Radcliff Tiffany A, Côté Murray J, Shankar Meena N, Durning Patricia E, Ross Kathryn M, Janicke David M, Befort Christie A, Curran Laurel S, Perri Michael G
School of Public Health, Texas A&M University, College Station, Texas, United States of America.
College of Public Health and Health Professions, University of Florida, Gainesville, Florida, United States of America.
PLoS One. 2025 Jul 16;20(7):e0326383. doi: 10.1371/journal.pone.0326383. eCollection 2025.

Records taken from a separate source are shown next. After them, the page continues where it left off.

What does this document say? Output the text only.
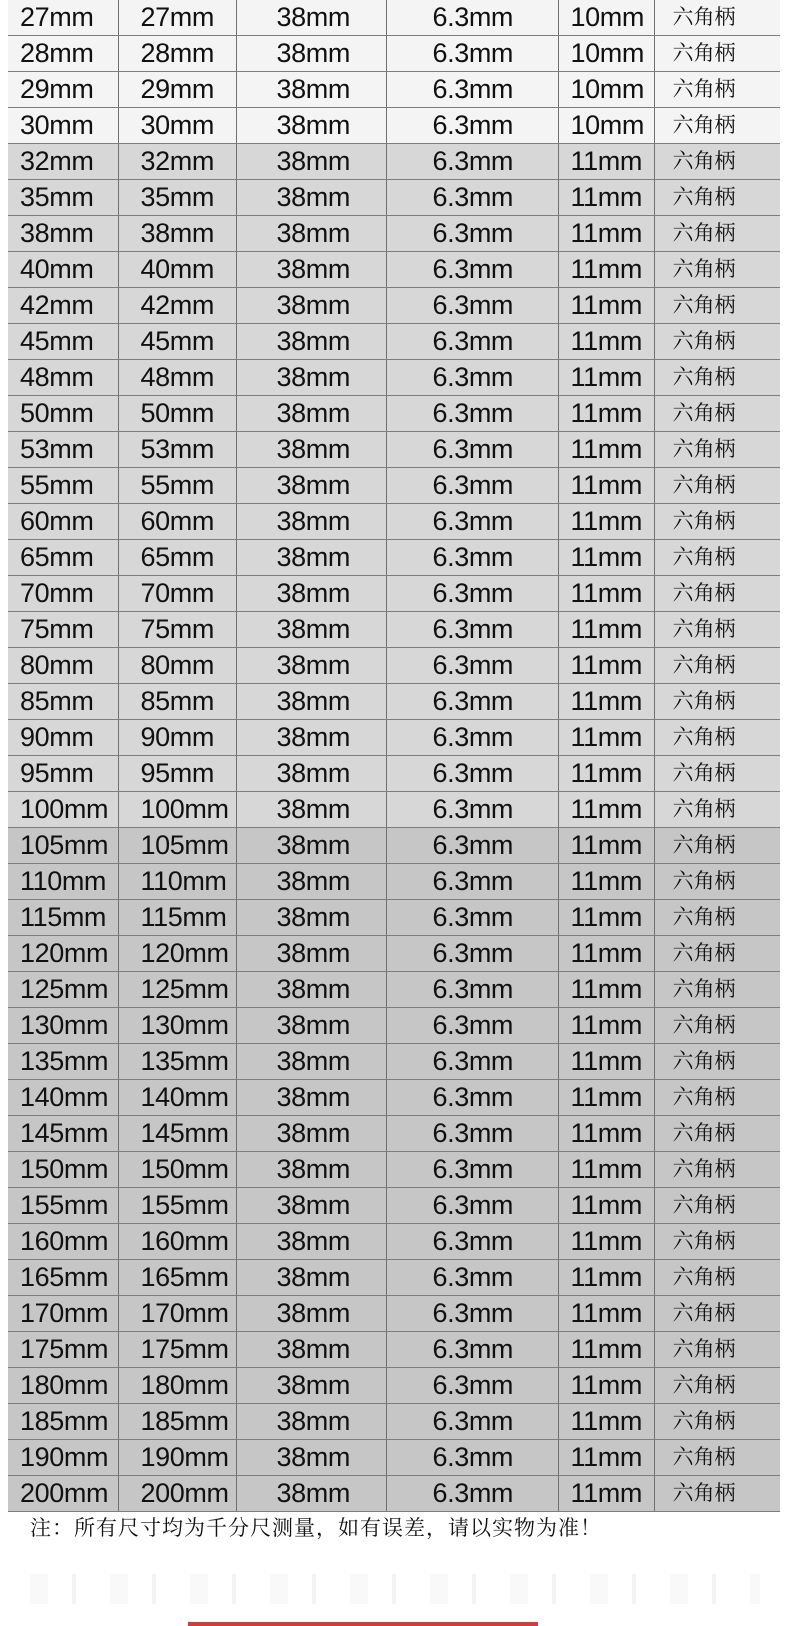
27mm	27mm	38mm	6.3mm	10mm	六角柄
28mm	28mm	38mm	6.3mm	10mm	六角柄
29mm	29mm	38mm	6.3mm	10mm	六角柄
30mm	30mm	38mm	6.3mm	10mm	六角柄
32mm	32mm	38mm	6.3mm	11mm	六角柄
35mm	35mm	38mm	6.3mm	11mm	六角柄
38mm	38mm	38mm	6.3mm	11mm	六角柄
40mm	40mm	38mm	6.3mm	11mm	六角柄
42mm	42mm	38mm	6.3mm	11mm	六角柄
45mm	45mm	38mm	6.3mm	11mm	六角柄
48mm	48mm	38mm	6.3mm	11mm	六角柄
50mm	50mm	38mm	6.3mm	11mm	六角柄
53mm	53mm	38mm	6.3mm	11mm	六角柄
55mm	55mm	38mm	6.3mm	11mm	六角柄
60mm	60mm	38mm	6.3mm	11mm	六角柄
65mm	65mm	38mm	6.3mm	11mm	六角柄
70mm	70mm	38mm	6.3mm	11mm	六角柄
75mm	75mm	38mm	6.3mm	11mm	六角柄
80mm	80mm	38mm	6.3mm	11mm	六角柄
85mm	85mm	38mm	6.3mm	11mm	六角柄
90mm	90mm	38mm	6.3mm	11mm	六角柄
95mm	95mm	38mm	6.3mm	11mm	六角柄
100mm	100mm	38mm	6.3mm	11mm	六角柄
105mm	105mm	38mm	6.3mm	11mm	六角柄
110mm	110mm	38mm	6.3mm	11mm	六角柄
115mm	115mm	38mm	6.3mm	11mm	六角柄
120mm	120mm	38mm	6.3mm	11mm	六角柄
125mm	125mm	38mm	6.3mm	11mm	六角柄
130mm	130mm	38mm	6.3mm	11mm	六角柄
135mm	135mm	38mm	6.3mm	11mm	六角柄
140mm	140mm	38mm	6.3mm	11mm	六角柄
145mm	145mm	38mm	6.3mm	11mm	六角柄
150mm	150mm	38mm	6.3mm	11mm	六角柄
155mm	155mm	38mm	6.3mm	11mm	六角柄
160mm	160mm	38mm	6.3mm	11mm	六角柄
165mm	165mm	38mm	6.3mm	11mm	六角柄
170mm	170mm	38mm	6.3mm	11mm	六角柄
175mm	175mm	38mm	6.3mm	11mm	六角柄
180mm	180mm	38mm	6.3mm	11mm	六角柄
185mm	185mm	38mm	6.3mm	11mm	六角柄
190mm	190mm	38mm	6.3mm	11mm	六角柄
200mm	200mm	38mm	6.3mm	11mm	六角柄
注：所有尺寸均为千分尺测量，如有误差，请以实物为准！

Rural United States (U.S.) residents with obesity have unique challenges maintaining successful weight loss; tailored support resources such as individual behavioral coaching through telehealth are a cost-effective option. This study examined the cost-effectiveness of telephone-based individual coaching sessions for extended care after initial weight loss compared to an education-only control group. Trial data collected during a randomized trial conducted in rural counties in Florida from October 21, 2013, to December 21, 2018 informed the base case parameters. Using a program/participant perspective, cost-effectiveness was assessed for a 5-year time horizon using a discrete Markov model, with sensitivity analysis to test model assumptions. A 3% discount rate was used to value future time periods, and prices were inflated to 2024 values. Primary endpoints were the proportion of participants in each weight loss category, measured as a < 5%, 5-10%, or >10% reduction from baseline weight. Cost-effectiveness was assessed using program costs and participant-reported Quality-Adjusted Life Years (QALYs) and health care costs. Incremental cost effectiveness ratios (ICERs) were calculated for the end of the trial and 5 years post-trial. Cost-effectiveness used a willingness-to-pay threshold of $150,000/QALY. Results identified that intervention with 18 individual telephone counseling sessions was more expensive than the education/control program to deliver ($555/participant vs. $27/participant) but also more effective (34.2% with at least 10% weight loss vs. 17.0% for control at the end of the intervention), with 6.4% of modeled participants expected to maintain at least 10% in baseline reduction at year 5, compared to 5.4% for controls. Intervention participants were predicted to have modestly lower out-of-pocket prescription and other medical costs compared to participants in the control group, which offset some of the incrementally higher coaching program costs. Predicted ICERs at 5 years ranged from $7,731 to $8,156 per QALY gained through the individual coaching program. Findings contribute to evidence needed to identify cost-effective strategies for long-term weight management and disease prevention for at-risk populations.
美国农村地区肥胖居民在维持成功减肥方面面临独特挑战;量身定制的支持资源,如通过远程医疗提供的个人行为指导,是一种具有成本效益的选择。本研究比较了与仅接受教育的对照组相比,在初始体重减轻后通过电话进行个人指导以提供长期护理的成本效益。2013年10月21日至2018年12月21日在佛罗里达州农村县进行的一项随机试验中收集的试验数据为基础病例参数提供了依据。从项目/参与者的角度出发,使用离散马尔可夫模型在5年时间范围内评估成本效益,并进行敏感性分析以检验模型假设。采用3%的贴现率对未来时间段进行估值,并将价格调整至2024年的价值。主要终点是每个体重减轻类别中的参与者比例,以相对于基线体重减少<5%、5-10%或>10%来衡量。使用项目成本、参与者报告的质量调整生命年(QALY)和医疗保健成本来评估成本效益。计算试验结束时和试验后5年的增量成本效益比(ICER)。成本效益采用150,000美元/QALY的支付意愿阈值。结果表明,进行18次个人电话咨询的干预措施比教育/对照项目的实施成本更高(555美元/参与者对27美元/参与者),但也更有效(干预结束时至少减重10%的比例为34.2%,而对照组为17.0%),在第5年,预计6.4%的模拟参与者将维持至少10%的基线体重减轻,而对照组为5.4%。与对照组参与者相比,预计干预参与者的自付处方和其他医疗成本略低,这抵消了部分指导项目成本的增量增加。通过个人指导项目获得的每QALY在5年时预测的ICER范围为7,731美元至8,156美元。研究结果为确定针对高危人群的长期体重管理和疾病预防的成本效益策略提供了所需证据。